There are more than 2500 cultivars of hostas available to the gardener. They range from the tiny to the immense. The smallest I could find with a cursory search was ‘Illicit affair’ (described as a “tiny temptress”) that grows to a height of 3 inches with a spread of 10 inches. I think that the one Esther grows is smaller than this but we do not know what it is. Two of the biggest happen to be growing in my shade garden, Blue Mammoth which reaches 30 inches with a spread of 70 inches and ‘Sum and Substance’, which grows to 33 inches with a whopping spread of 80 inches.
Mostly hostas are grown for their leaf color and if you are going to grow the more exotic ones there are things that it is useful to know about the colors. The blue hostas are not really blue but have a wax coating on the leaf. Too much heat or sun will destroy the coating and the leaf will appear as its normal green color. Blue hostas are also slow growers.
Hostas are chameleons; their color will often change for various reasons. This is why your hosta may not resemble the plant you thought you bought. Viridescence is the process by which a host will start out a light color and change to green as the season progresses. Two hostas “’White Wall Tires’ and ‘Mountain Mist’ start out as totally white. It this condition persisted they would die, as green chlorophyll is necessary for photosynthesis. As the season progresses that develop chlorophyll and turn green. The spring colors of many gold hostas will fade into green as well.

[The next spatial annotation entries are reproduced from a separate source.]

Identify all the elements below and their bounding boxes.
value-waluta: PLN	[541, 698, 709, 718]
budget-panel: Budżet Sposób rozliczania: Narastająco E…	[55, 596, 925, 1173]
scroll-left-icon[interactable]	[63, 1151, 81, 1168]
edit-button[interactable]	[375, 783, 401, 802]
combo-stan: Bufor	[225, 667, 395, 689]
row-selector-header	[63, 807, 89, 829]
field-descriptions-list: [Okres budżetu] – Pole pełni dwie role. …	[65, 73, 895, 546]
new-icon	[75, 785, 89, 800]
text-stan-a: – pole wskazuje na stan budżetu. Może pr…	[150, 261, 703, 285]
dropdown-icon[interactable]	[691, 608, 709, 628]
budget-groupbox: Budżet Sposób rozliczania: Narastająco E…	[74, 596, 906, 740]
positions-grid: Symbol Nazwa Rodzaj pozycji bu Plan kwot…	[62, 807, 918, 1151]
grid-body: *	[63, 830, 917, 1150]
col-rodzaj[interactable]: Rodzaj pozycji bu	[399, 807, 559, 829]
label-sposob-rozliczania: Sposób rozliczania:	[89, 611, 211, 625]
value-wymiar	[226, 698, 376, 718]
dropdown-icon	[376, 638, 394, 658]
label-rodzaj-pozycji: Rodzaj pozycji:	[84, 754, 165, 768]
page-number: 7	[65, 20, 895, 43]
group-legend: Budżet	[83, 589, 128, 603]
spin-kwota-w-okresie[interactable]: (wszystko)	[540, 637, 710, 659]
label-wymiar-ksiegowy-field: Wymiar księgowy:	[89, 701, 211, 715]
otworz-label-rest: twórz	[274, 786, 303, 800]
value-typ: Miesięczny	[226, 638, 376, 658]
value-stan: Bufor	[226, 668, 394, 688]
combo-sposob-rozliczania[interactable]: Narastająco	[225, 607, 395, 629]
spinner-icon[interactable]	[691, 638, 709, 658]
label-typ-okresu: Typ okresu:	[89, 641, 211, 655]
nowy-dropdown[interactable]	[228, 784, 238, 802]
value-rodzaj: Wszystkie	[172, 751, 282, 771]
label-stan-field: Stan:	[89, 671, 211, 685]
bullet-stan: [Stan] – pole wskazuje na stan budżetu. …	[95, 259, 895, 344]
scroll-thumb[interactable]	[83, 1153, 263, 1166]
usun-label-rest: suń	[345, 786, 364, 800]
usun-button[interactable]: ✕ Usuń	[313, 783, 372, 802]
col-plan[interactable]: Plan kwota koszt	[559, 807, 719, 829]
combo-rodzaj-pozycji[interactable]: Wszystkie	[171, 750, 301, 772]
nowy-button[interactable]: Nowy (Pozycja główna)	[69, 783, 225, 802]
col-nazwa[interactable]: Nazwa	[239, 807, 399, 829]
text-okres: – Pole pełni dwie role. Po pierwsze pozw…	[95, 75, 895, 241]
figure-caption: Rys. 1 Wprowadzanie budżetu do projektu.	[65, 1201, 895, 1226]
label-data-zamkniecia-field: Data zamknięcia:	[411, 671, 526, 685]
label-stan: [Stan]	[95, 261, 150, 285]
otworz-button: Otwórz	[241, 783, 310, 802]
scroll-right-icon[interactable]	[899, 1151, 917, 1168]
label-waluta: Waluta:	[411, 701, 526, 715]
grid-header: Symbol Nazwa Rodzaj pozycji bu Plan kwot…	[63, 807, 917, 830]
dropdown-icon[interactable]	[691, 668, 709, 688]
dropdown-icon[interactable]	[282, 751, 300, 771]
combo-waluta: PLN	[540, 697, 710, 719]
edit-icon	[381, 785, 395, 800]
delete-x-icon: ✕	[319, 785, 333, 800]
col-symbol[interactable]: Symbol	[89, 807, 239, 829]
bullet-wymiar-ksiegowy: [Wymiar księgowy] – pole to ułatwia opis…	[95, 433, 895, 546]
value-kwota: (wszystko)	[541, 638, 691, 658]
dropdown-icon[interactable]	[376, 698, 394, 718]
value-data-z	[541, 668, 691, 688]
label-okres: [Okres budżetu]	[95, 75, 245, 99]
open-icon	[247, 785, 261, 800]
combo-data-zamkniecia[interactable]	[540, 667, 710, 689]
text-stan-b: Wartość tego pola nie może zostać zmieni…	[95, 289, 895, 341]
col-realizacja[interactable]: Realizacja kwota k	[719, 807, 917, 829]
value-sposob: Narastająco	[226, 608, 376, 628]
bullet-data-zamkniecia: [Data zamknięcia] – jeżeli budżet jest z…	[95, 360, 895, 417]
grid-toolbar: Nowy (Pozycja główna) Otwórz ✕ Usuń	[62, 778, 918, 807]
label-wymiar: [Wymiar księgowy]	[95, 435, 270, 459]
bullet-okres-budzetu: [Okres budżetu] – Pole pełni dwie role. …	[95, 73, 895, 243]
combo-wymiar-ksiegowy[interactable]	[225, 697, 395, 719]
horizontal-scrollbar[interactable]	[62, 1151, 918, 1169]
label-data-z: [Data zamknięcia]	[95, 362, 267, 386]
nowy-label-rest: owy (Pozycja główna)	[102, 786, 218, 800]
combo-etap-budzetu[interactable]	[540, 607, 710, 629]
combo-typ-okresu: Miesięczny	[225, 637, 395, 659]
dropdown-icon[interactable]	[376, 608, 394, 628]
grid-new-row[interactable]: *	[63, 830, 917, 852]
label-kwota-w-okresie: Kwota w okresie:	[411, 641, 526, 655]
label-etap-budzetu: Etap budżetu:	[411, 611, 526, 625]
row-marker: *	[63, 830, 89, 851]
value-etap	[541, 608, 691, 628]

Lutescent hostas will come up green in the spring and, as the season progresses, turn to gold. ‘Gold Standard’ is a well known lutescent hosta. Completely green as it emerges, the centers of the leaf fade to gold while the margins retain the dark green color.
Gold hostas do best with more sun. While the ideal for hostas is probably morning sun, many of them will prosper in brighter situations and their colors will be better. The golds tend to deepen to chartreuse without adequate light. The greens will bleach out if given too much sun. As already stated the blues will lose their blue tint unless grown in the shade.
In albescent hostas yellow colored leaves becomes whiter as the season progresses. ‘Remember Me’ is an example of an albescent hosta. It is one that changes so dramatically from a green bordered gold hosta to an ivory or white centered leaf that it is barely recognizable as the same plant by mid summer.
If you think that your hostas are not the colors that you think they should be the first step is to find out if you have a hosta that changes color normally as the season progresses. It this is not the case try moving it to a brighter or a shadier location. Remember brighter light for lighter hostas and less light for the darker ones.